The Constitution, however, appears to be no obstacle to one tax reform proposal under consideration by President Trump and Congressional Republicans, which would single out advertising as a taxable business expense.
As Republicans meet and discuss potential paths forward on tax reform, one major consideration is what existing deductions might be eliminated to offset the lowering of tax rates–a central component of any anticipated reform package. On this score, leaders are reportedly turning to former Rep. Dave Camp’s (R–MI) 2014 draft legislation. Camp’s legislation raises concerns over a possible “ad tax,” a provision which Ways and Means Committee Chairman Kevin Brady (R-Texas) has refused to rule out.

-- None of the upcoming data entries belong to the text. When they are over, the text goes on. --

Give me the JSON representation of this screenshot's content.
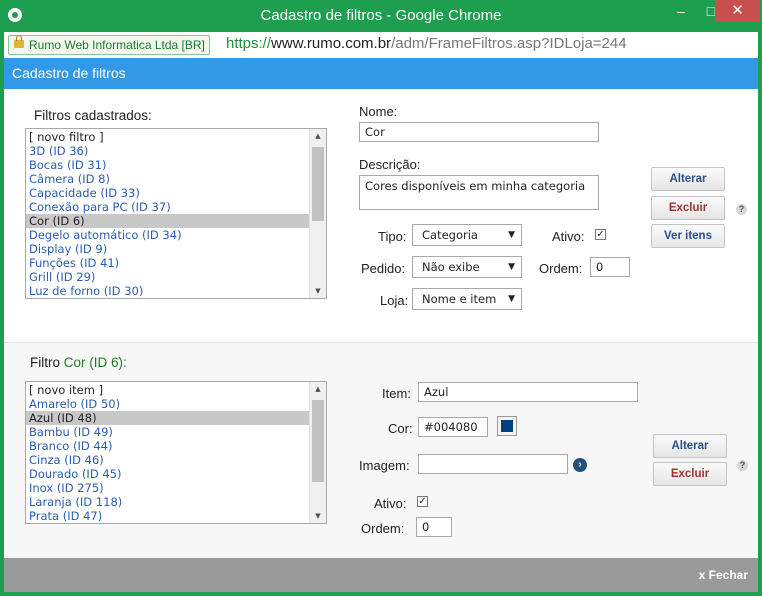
{
  "window": {
    "title": "Cadastro de filtros - Google Chrome",
    "minimize": "–",
    "maximize": "□",
    "close": "✕"
  },
  "addressbar": {
    "security_label": "Rumo Web Informatica Ltda [BR]",
    "url_protocol": "https://",
    "url_domain": "www.rumo.com.br",
    "url_path": "/adm/FrameFiltros.asp?IDLoja=244"
  },
  "header": {
    "title": "Cadastro de filtros"
  },
  "filters": {
    "heading": "Filtros cadastrados:",
    "items": [
      "[ novo filtro ]",
      "3D (ID 36)",
      "Bocas (ID 31)",
      "Câmera (ID 8)",
      "Capacidade (ID 33)",
      "Conexão para PC (ID 37)",
      "Cor (ID 6)",
      "Degelo automático (ID 34)",
      "Display (ID 9)",
      "Funções (ID 41)",
      "Grill (ID 29)",
      "Luz de forno (ID 30)"
    ],
    "selected_index": 6
  },
  "form": {
    "nome_label": "Nome:",
    "nome_value": "Cor",
    "descricao_label": "Descrição:",
    "descricao_value": "Cores disponíveis em minha categoria",
    "tipo_label": "Tipo:",
    "tipo_value": "Categoria",
    "ativo_label": "Ativo:",
    "ativo_checked": true,
    "pedido_label": "Pedido:",
    "pedido_value": "Não exibe",
    "ordem_label": "Ordem:",
    "ordem_value": "0",
    "loja_label": "Loja:",
    "loja_value": "Nome e item",
    "btn_alterar": "Alterar",
    "btn_excluir": "Excluir",
    "btn_ver_itens": "Ver itens",
    "help": "?"
  },
  "filtro_items": {
    "heading_prefix": "Filtro",
    "heading_name": "Cor (ID 6):",
    "items": [
      "[ novo item ]",
      "Amarelo (ID 50)",
      "Azul (ID 48)",
      "Bambu (ID 49)",
      "Branco (ID 44)",
      "Cinza (ID 46)",
      "Dourado (ID 45)",
      "Inox (ID 275)",
      "Laranja (ID 118)",
      "Prata (ID 47)"
    ],
    "selected_index": 2
  },
  "item_form": {
    "item_label": "Item:",
    "item_value": "Azul",
    "cor_label": "Cor:",
    "cor_value": "#004080",
    "imagem_label": "Imagem:",
    "imagem_value": "",
    "ativo_label": "Ativo:",
    "ativo_checked": true,
    "ordem_label": "Ordem:",
    "ordem_value": "0",
    "btn_alterar": "Alterar",
    "btn_excluir": "Excluir",
    "help": "?"
  },
  "footer": {
    "close_label": "x Fechar"
  },
  "colors": {
    "titlebar": "#1e9e4f",
    "header": "#3399e6",
    "link": "#2a5db0",
    "swatch": "#004080",
    "filter_name": "#1e7a1e"
  }
}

It is not yet clear if or how Republicans will adopt Camp’s 2014 ad tax into current reform efforts, but as with all unconstitutional proposals, this is a possibility that should be shut down early.

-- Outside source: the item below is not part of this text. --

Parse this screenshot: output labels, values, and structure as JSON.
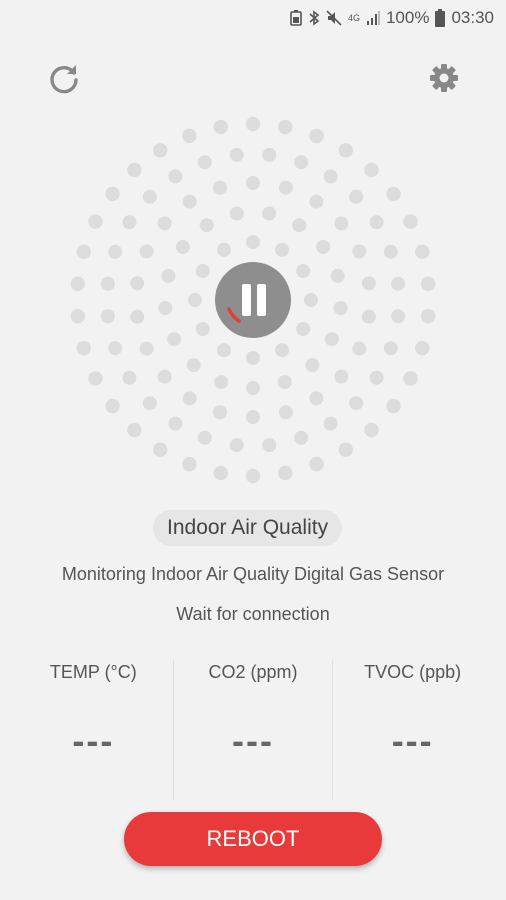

Per the summary of Camp’s 2014 draft tax plan, “50 percent of certain advertising expenses would be…deductible and 50 percent would be amortized ratably over a ten-year period.” Among these “certain advertising expenses” would be “any amount paid or incurred for development, production, or placement (including any form of transmission, broadcast, publication, display, or distribution) of any communication to the general public intended to promote the taxpayer’s trade or business.”

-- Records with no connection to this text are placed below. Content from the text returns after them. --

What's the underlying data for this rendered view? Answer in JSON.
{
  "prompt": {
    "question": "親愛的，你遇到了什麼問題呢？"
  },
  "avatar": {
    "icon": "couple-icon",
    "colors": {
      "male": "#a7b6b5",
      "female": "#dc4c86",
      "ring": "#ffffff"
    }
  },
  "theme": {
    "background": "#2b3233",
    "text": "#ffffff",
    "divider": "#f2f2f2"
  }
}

In other words, the ad tax would essentially require taxpayers to pay for exercising a constitutionally protected right.
As the Supreme Court stated in First Nat’l Bank of Boston v. Bellotti (1978), “commercial advertisement is constitutionally protected” commercial speech. The Court explained the Constitution’s protection of advertising “furthers the societal interest in the ‘free flow of commercial information.’”
Having acknowledged advertising falls within the First Amendment’s protection of commercial speech, the Court articulated in Central Hudson Gas & Elec. v. Public Svc. Comm’n (1980) a four-part test for determining the constitutionality of commercial speech regulations.
First, to receive full protection, the speech must “concern lawful activity and not be misleading.” Second, the governmental interest served by the regulation must be “substantial.” Third, the regulation must directly advance the governmental interest asserted. Fourth, the regulation must be no “more extensive than is necessary to serve that interest.”
The ad tax would apply to truthful advertisements concerning lawful activity and is therefore subject to the remaining three Central Hudson prongs. It is fair to assume both that the government’s interest in raising revenue is at least substantial and that a tax directly advances that interest.
Where the ad tax meets its constitutional fate, however, is at the fourth prong. Here, the Supreme Court requires a “reasonable fit” between the substantial interest asserted and the regulatory scheme chosen to achieve it. As the Court explained in City of Cincinnati v. Discovery Network, Inc. (1993):
“A regulation need not be ‘absolutely the least severe that will achieve the desired end,’ but if there are numerous and obvious less-burdensome alternatives to the restriction…that is certainly a relevant consideration in determining whether the ‘fit’ between ends and means is reasonable.”
It goes without saying that “there are numerous and obvious less-burdensome alternatives to the” ad tax. It is precisely this point that highlights the ad tax’s fatal flaw–among all the current tax deductible business expenses, and indeed among the entire universe of deductibles, the ad tax specifically targets protected speech for burdening.
The Supreme Court found the use tax on publication materials in Minneapolis Star v. Minnesota Comm’r (1983) unconstitutional because “an alternative means of achieving the same interest without raising concerns under the First Amendment [was] clearly available.” Likewise, the ad tax fails constitutional muster because countless alternatives exist for offsetting tax-rate reductions–options that do not burden constitutionally protected speech.
The argument is not that the government does not have an interest in raising revenue. It is not even that reducing business deductibles is an illegitimate means of serving that interest. It is simply that singling out protected speech for taxation is both dangerous and unconstitutional.
As Bruce Fein has written, the ad tax would eerily resemble the 1765 Stamp Act that “fueled the American Revolution.” That Revolution resulted in a First Amendment protecting speech from burdensome laws and regulations such as the ad tax. And decades of Supreme Court precedent make that clear.
It is one thing to reform the universe of tax deductions; it is quite another to violate the Constitution.